The suggestion seems to be that giving these beers intense flavours and aromas is a con trick designed to dazzle the drinker into overlooking the essential soullessness of the product, ‘blandness’ being misused in this context. (The music is really loud to conceal its potential quietness?)
It brought to our minds the time in the nineteen-seventies when the Big Six (http://boakandbailey.com/2012/10/pinning-down-the-big-six/) began launching or re-launching cask ales, once CAMRA had become a serious nuisance. They were not mainstream products, on the whole — you had to know where to look, and be willing to pay through the nose — and only Ind Coope Draught Burton Ale really seems to have excited anyone. Nonetheless, CAMRA’s National Executive were obliged to welcome them. There was some dissent — arguably the original ‘craft vs. crafty’ debate — but what else could CAMRA do, having built the Campaign around the simple rule that cask=good and keg=bad?

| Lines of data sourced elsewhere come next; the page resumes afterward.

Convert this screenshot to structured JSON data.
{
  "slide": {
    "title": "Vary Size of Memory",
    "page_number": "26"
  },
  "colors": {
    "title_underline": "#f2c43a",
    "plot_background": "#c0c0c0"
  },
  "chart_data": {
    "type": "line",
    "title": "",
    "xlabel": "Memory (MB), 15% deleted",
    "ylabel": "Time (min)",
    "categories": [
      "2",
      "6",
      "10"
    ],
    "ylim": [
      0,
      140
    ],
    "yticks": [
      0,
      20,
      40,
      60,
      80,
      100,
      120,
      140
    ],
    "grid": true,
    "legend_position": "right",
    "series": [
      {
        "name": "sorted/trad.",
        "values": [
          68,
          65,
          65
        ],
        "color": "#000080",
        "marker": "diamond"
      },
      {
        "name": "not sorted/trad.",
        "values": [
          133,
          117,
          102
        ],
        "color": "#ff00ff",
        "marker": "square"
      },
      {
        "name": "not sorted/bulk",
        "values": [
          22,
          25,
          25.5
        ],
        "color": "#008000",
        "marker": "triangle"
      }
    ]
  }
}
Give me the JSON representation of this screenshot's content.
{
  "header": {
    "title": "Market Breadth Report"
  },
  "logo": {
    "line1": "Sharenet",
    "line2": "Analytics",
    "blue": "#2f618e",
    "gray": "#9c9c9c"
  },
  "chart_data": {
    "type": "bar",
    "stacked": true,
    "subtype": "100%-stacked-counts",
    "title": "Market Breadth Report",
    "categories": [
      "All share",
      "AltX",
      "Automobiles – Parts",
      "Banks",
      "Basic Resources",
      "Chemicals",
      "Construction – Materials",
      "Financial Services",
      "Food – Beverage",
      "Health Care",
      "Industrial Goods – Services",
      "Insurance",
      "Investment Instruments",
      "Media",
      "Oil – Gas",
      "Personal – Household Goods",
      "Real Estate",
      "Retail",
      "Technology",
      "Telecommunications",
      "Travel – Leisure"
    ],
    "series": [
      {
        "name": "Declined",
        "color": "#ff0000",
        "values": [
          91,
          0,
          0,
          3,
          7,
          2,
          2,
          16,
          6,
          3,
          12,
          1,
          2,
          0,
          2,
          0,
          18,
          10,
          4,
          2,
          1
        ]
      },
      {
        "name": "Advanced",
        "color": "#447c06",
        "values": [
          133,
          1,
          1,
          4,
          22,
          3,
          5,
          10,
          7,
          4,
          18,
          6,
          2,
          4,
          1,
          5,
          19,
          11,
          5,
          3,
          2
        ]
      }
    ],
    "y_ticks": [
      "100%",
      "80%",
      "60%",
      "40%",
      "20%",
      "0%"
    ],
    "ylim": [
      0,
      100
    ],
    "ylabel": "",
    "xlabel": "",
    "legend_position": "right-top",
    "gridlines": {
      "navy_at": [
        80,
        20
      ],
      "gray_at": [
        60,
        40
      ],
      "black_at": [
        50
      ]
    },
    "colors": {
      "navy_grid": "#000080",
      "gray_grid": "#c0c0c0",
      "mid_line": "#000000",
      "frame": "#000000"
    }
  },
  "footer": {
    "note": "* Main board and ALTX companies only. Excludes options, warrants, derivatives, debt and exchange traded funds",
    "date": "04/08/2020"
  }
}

We can’t help but feel that, in some mysterious way, it was an underhand tactic on the part of the brewers. Echoing the writer above, weren’t they, in an attempt to hide the potentially bland characteristics of their beers, and the monopolistic tendencies of their huge companies, choosing to champion the then hot trend for ‘real ale’?
Sometimes, the relationship between commerce and consumer feels less like a battle, with obvious winners and losers, and more like Cold War espionage, where the moves are subtle, and the outcome won’t really be clear for years to come. In a situation like that, those with rigid rules are easily*outmanoeuvred.